Poor townships and informal settlements around the South African city of Johannesburg exploded in xenophobic violence two weeks ago, with South African black people lynching, raping, and killing legal and illegal immigrants from other African countries.
The scenes of mobs of young and old holding knives, clubs, and wooden sticks and brutally attacking anyone who speaks or looks differently remind of the scenes from the 1994 genocide in Rwanda and the recent post-election violence in Kenya.
"They came at night, trying to kill us, with people pointing out, 'this one is a foreigner and this one is not,'" said an immigrant from Mozambique. "It was a very cruel and ugly hatred."
After beating, raping, and killing foreigners, angry mobs loot their belongings and set their shacks, homes, and shops on fire. So far, 24 people are reported dead, hundreds seriously injured, while over 10,000 had to take refuge in police stations and community centers.

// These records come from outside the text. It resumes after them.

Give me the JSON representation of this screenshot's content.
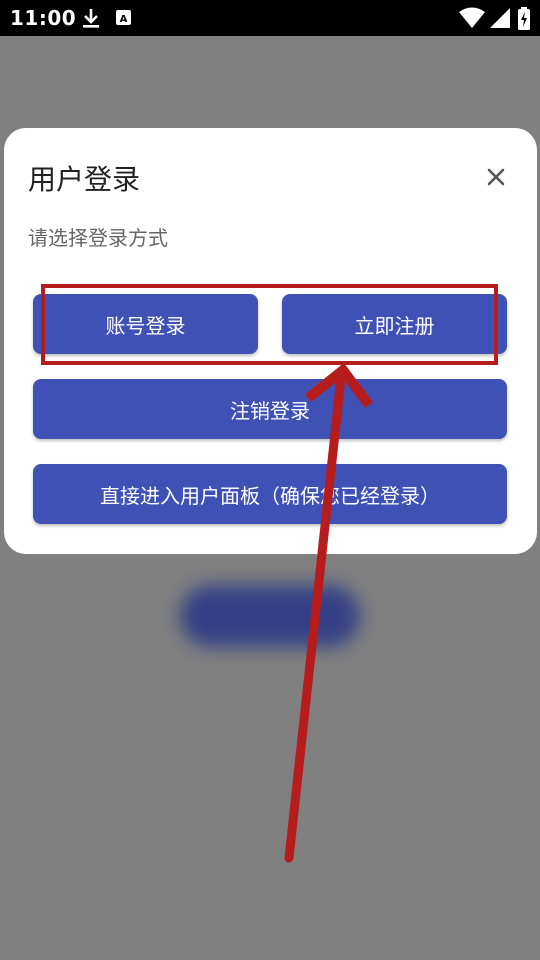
{
  "status_bar": {
    "time": "11:00",
    "icons": [
      "download-icon",
      "a-badge-icon",
      "wifi-icon",
      "signal-icon",
      "battery-charging-icon"
    ]
  },
  "dialog": {
    "title": "用户登录",
    "subtitle": "请选择登录方式",
    "close_icon": "close-icon",
    "buttons": {
      "account_login": "账号登录",
      "register": "立即注册",
      "logout": "注销登录",
      "enter_panel": "直接进入用户面板（确保您已经登录）"
    }
  },
  "colors": {
    "overlay": "#808080",
    "button": "#3f51b5",
    "annotation": "#b71c1c"
  }
}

A government official said it seems that "people think it is now fashionable to attack foreign nationals."
The attacking mobs blame the foreigners for undercutting wages, taking away jobs, houses, and women, and contributing to the crime.
Over the last decade, the number of legal and illegal immigrants in South Africa has increased dramatically. Since the end of apartheid, Africans from all over the continent have migrated to the country, attracted to its relative prosperity. It is believed that it’s easier to illegally cross the border into South Africa than any other African country.
With a population of about 50 million, South Africa is home to an estimated five million immigrants. Up to three million Zimbabweans recently took refuge in South Africa to escape the economic meltdown in their country under Robert Mugabe’s disastrous rule.
Many local analysts blame the government for allowing illegal immigration and not addressing the levels of poverty among its own people. Some say that the underlying cause of the xenophobic violence is the fact that the government has allowed millions of immigrants into the country "with no plan or policy in place to deal with them."
About 50% of South Africans live on less than 3,000 rand ($400) a year, and between 25% and 40%, depending on definitions, have no job, even though the country is Africa’s economic powerhouse and contributes about 25% of its gross domestic product.